SEVENTY-TWO medical outlets including pharmacies, chemists and drug stores have so far been shut down for operating illegally and not meeting required medical standards since July this this year, Zambia Medicines Regulatory Authority (ZAMRA) has revealed.
ZAMRA public relations officer Ludovic Mwape said that with the escalating number of medical outlets in the country, it was vital that the organisation also stiffened its operations and increased inspection programmes. Mr. Mwape has disclosed that among the 72 closed outlets 43 owners were taken to court and convicted while eight are still in the courts.
“When we find that people are not obeying the law, we seize the products which are not supposed to be on the market,” he said.
He said as an organisation which was responsible for regulating medicineS for the public, it also had the duty to prosecute individuals who were illegally selling drugs.
“We have a department which ensures that registered outlets comply with the required standards. Our target is to shutdown 80 or 90 percent of the illegal outlets in Lusaka. We are currently planning on going out to other provinces,” he said.
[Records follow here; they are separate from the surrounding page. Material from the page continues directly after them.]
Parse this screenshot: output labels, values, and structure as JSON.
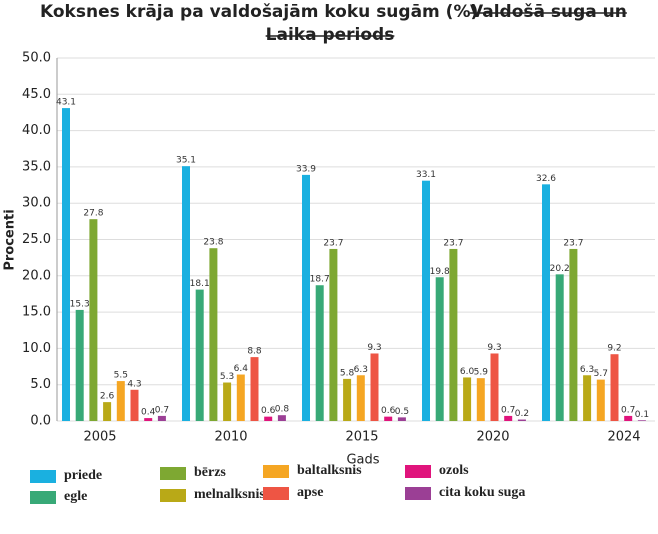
{
  "chart_data": {
    "type": "bar",
    "title": "Koksnes krāja pa valdošajām koku sugām (%) –",
    "title_struck": "Valdošā suga un",
    "title_line2_struck": "Laika periods",
    "x_label": "Gads",
    "y_label": "Procenti",
    "categories": [
      "2005",
      "2010",
      "2015",
      "2020",
      "2024"
    ],
    "ylim": [
      0,
      50
    ],
    "yticks": [
      {
        "value": 0,
        "label": "0.0"
      },
      {
        "value": 5,
        "label": "5.0"
      },
      {
        "value": 10,
        "label": "10.0"
      },
      {
        "value": 15,
        "label": "15.0"
      },
      {
        "value": 20,
        "label": "20.0"
      },
      {
        "value": 25,
        "label": "25.0"
      },
      {
        "value": 30,
        "label": "30.0"
      },
      {
        "value": 35,
        "label": "35.0"
      },
      {
        "value": 40,
        "label": "40.0"
      },
      {
        "value": 45,
        "label": "45.0"
      },
      {
        "value": 50,
        "label": "50.0"
      }
    ],
    "grid": true,
    "series": [
      {
        "name": "priede",
        "color": "#1ab0e0",
        "values": [
          43.1,
          35.1,
          33.9,
          33.1,
          32.6
        ],
        "value_labels": [
          "43.1",
          "35.1",
          "33.9",
          "33.1",
          "32.6"
        ]
      },
      {
        "name": "egle",
        "color": "#38a977",
        "values": [
          15.3,
          18.1,
          18.7,
          19.8,
          20.2
        ],
        "value_labels": [
          "15.3",
          "18.1",
          "18.7",
          "19.8",
          "20.2"
        ]
      },
      {
        "name": "bērzs",
        "color": "#7ea832",
        "values": [
          27.8,
          23.8,
          23.7,
          23.7,
          23.7
        ],
        "value_labels": [
          "27.8",
          "23.8",
          "23.7",
          "23.7",
          "23.7"
        ]
      },
      {
        "name": "melnalksnis",
        "color": "#b9a917",
        "values": [
          2.6,
          5.3,
          5.8,
          6.0,
          6.3
        ],
        "value_labels": [
          "2.6",
          "5.3",
          "5.8",
          "6.0",
          "6.3"
        ]
      },
      {
        "name": "baltalksnis",
        "color": "#f5a623",
        "values": [
          5.5,
          6.4,
          6.3,
          5.9,
          5.7
        ],
        "value_labels": [
          "5.5",
          "6.4",
          "6.3",
          "5.9",
          "5.7"
        ]
      },
      {
        "name": "apse",
        "color": "#ee5544",
        "values": [
          4.3,
          8.8,
          9.3,
          9.3,
          9.2
        ],
        "value_labels": [
          "4.3",
          "8.8",
          "9.3",
          "9.3",
          "9.2"
        ]
      },
      {
        "name": "ozols",
        "color": "#e0147c",
        "values": [
          0.4,
          0.6,
          0.6,
          0.7,
          0.7
        ],
        "value_labels": [
          "0.4",
          "0.6",
          "0.6",
          "0.7",
          "0.7"
        ]
      },
      {
        "name": "cita koku suga",
        "color": "#9b3f95",
        "values": [
          0.7,
          0.8,
          0.5,
          0.2,
          0.1
        ],
        "value_labels": [
          "0.7",
          "0.8",
          "0.5",
          "0.2",
          "0.1"
        ]
      }
    ]
  }
}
Mr Mwila said the authority carried out both planned and random inspections, besides other activities such as market surveillance, where they pick products on the spot and subject them to laboratory analysis to find out whether the products were safe for people’s use.
He disclosed that the authority did not carry out planned inspections in isolation but involved other stakeholders such as the Drug Enforcement Commission (DEC) and the police.
He acknowledged public’s participation, adding that there were times the authority relied on public information on activities they may deem to be illegal and not in line with the mandate of the authority.
Mr. Mwape advised people wishing to trade in medicines to legalise their businesses if they were qualified, adding that ZAMRA offered guidance on how to open a pharmaceutical or any other medical outlet.